Why are gas prices so high? 01:37

Brent crude oil, the benchmark for oil prices, jumped about 5% on Tuesday to more than $129 a barrel.

"The military conflict between Russia and Ukraine has driven up crude oil prices over the last seven days by over 30%," analysts with investment bank UBS said in a report. "This is the second-largest one-week increase in crude oil over the last 30 years, driven by fears of a potential embargo of Russian oil supplies, which would have wide-ranging implications for oil producers, consumers and markets."

When will gas prices fall?

Wall Street analysts are predicting that gasoline prices could stay elevated for the foreseeable future, yet there was some sign of relief on Wednesday: the price of the benchmark Brent crude oil fell 4.5% to about $122 a barrel. 

That is "excellent news," noted Patrick De Haan of GasBuddy in a tweet on Wednesday morning. 

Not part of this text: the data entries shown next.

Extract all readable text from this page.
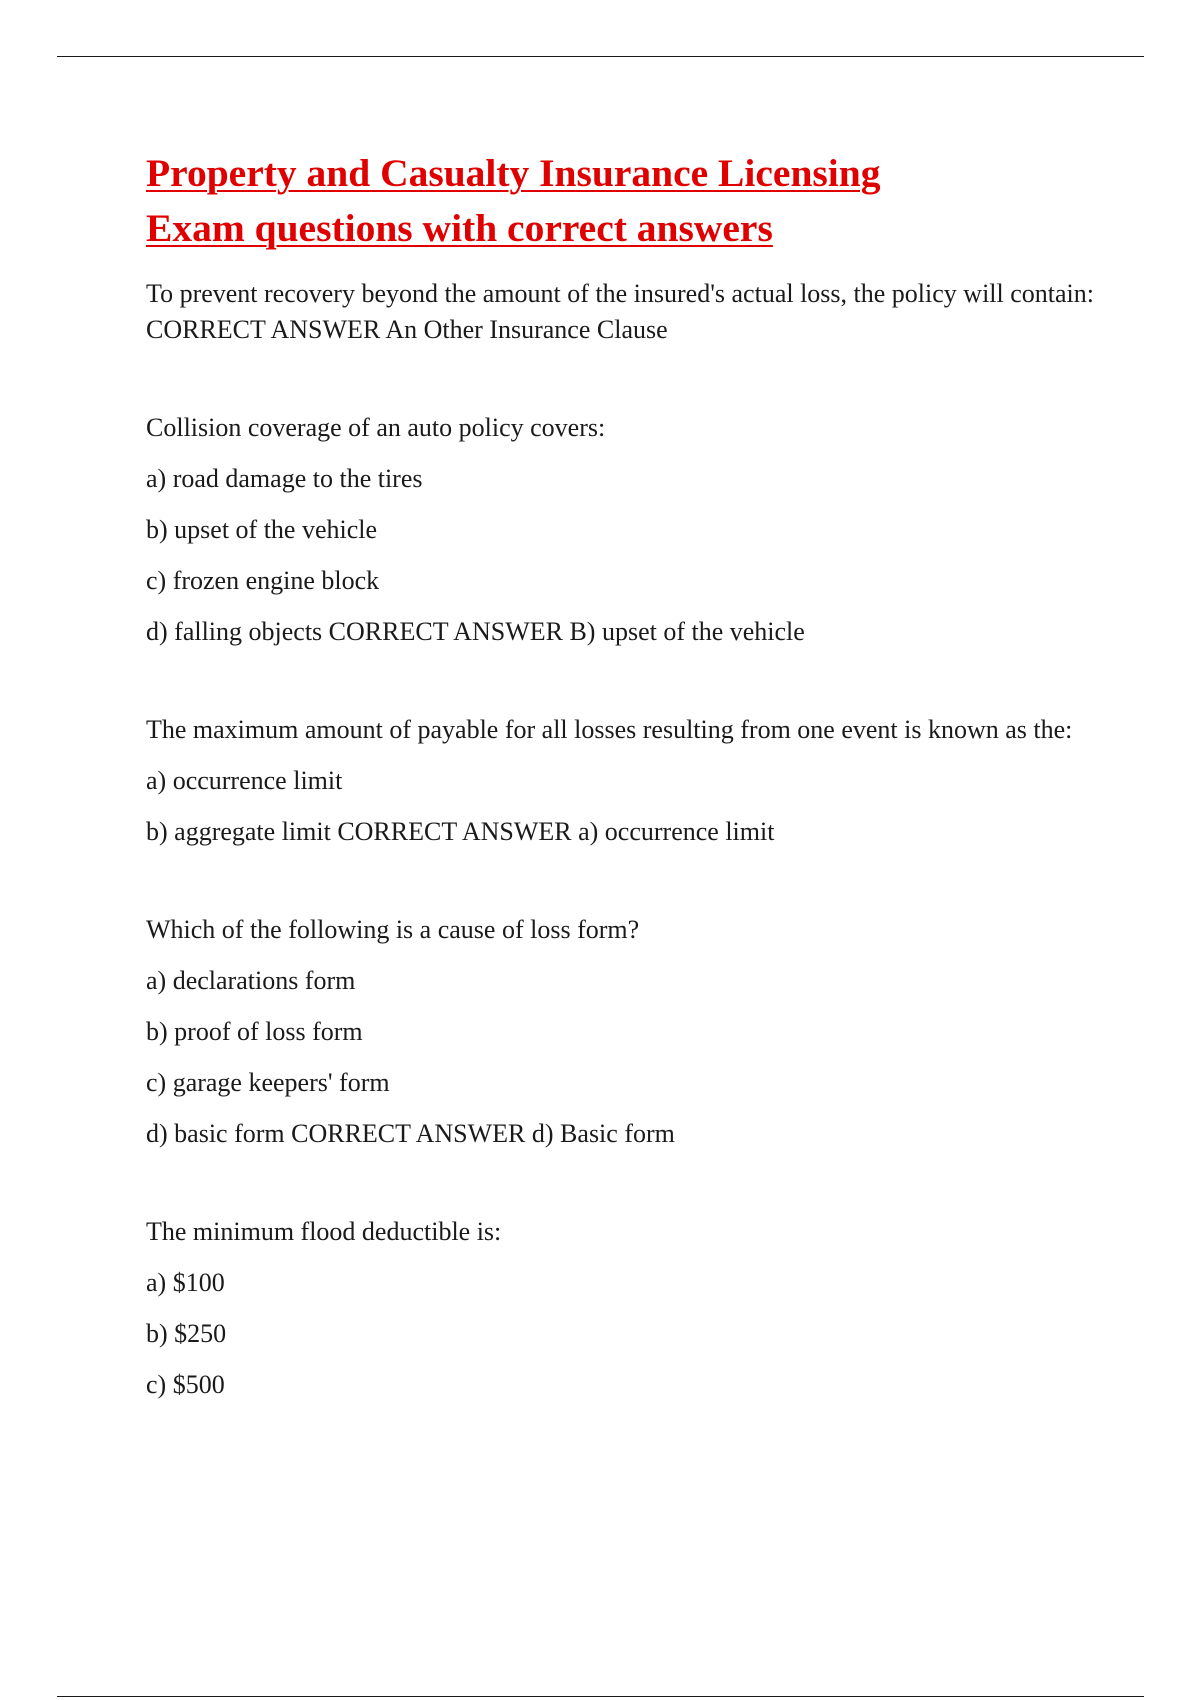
Property and Casualty Insurance Licensing
Exam questions with correct answers

To prevent recovery beyond the amount of the insured's actual loss, the policy will contain: CORRECT ANSWER An Other Insurance Clause

Collision coverage of an auto policy covers:

a) road damage to the tires

b) upset of the vehicle

c) frozen engine block

d) falling objects CORRECT ANSWER B) upset of the vehicle

The maximum amount of payable for all losses resulting from one event is known as the:

a) occurrence limit

b) aggregate limit CORRECT ANSWER a) occurrence limit

Which of the following is a cause of loss form?

a) declarations form

b) proof of loss form

c) garage keepers' form

d) basic form CORRECT ANSWER d) Basic form

The minimum flood deductible is:

a) $100

b) $250

c) $500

However, he added, it's not a sure thing that consumers will see relief at the pump: "Oil might be down this morning, but markets are open — so this could change — and if it does stick until settlement this afternoon, then stations will see a tiny drop in replacement cost." 

In other words, he said, "It will slow the rise, but they haven't even passed full increases along, so it won't drop."

The price of gas could decline later this year, according to David Kelly, chief global strategist at JPMorgan Funds in a research note. That would depend on higher U.S. shale oil production and greater output from OPEC members, among other developments, he noted. 

And consumers could change their behavior due to high prices — such as cutting back on driving or switching to electric vehicles — which would lower demand for gas. That, in turn, could depress prices.

"Because of all of this, it is quite possible that oil prices will spike in the short run but then fade in the months ahead," Kelly noted.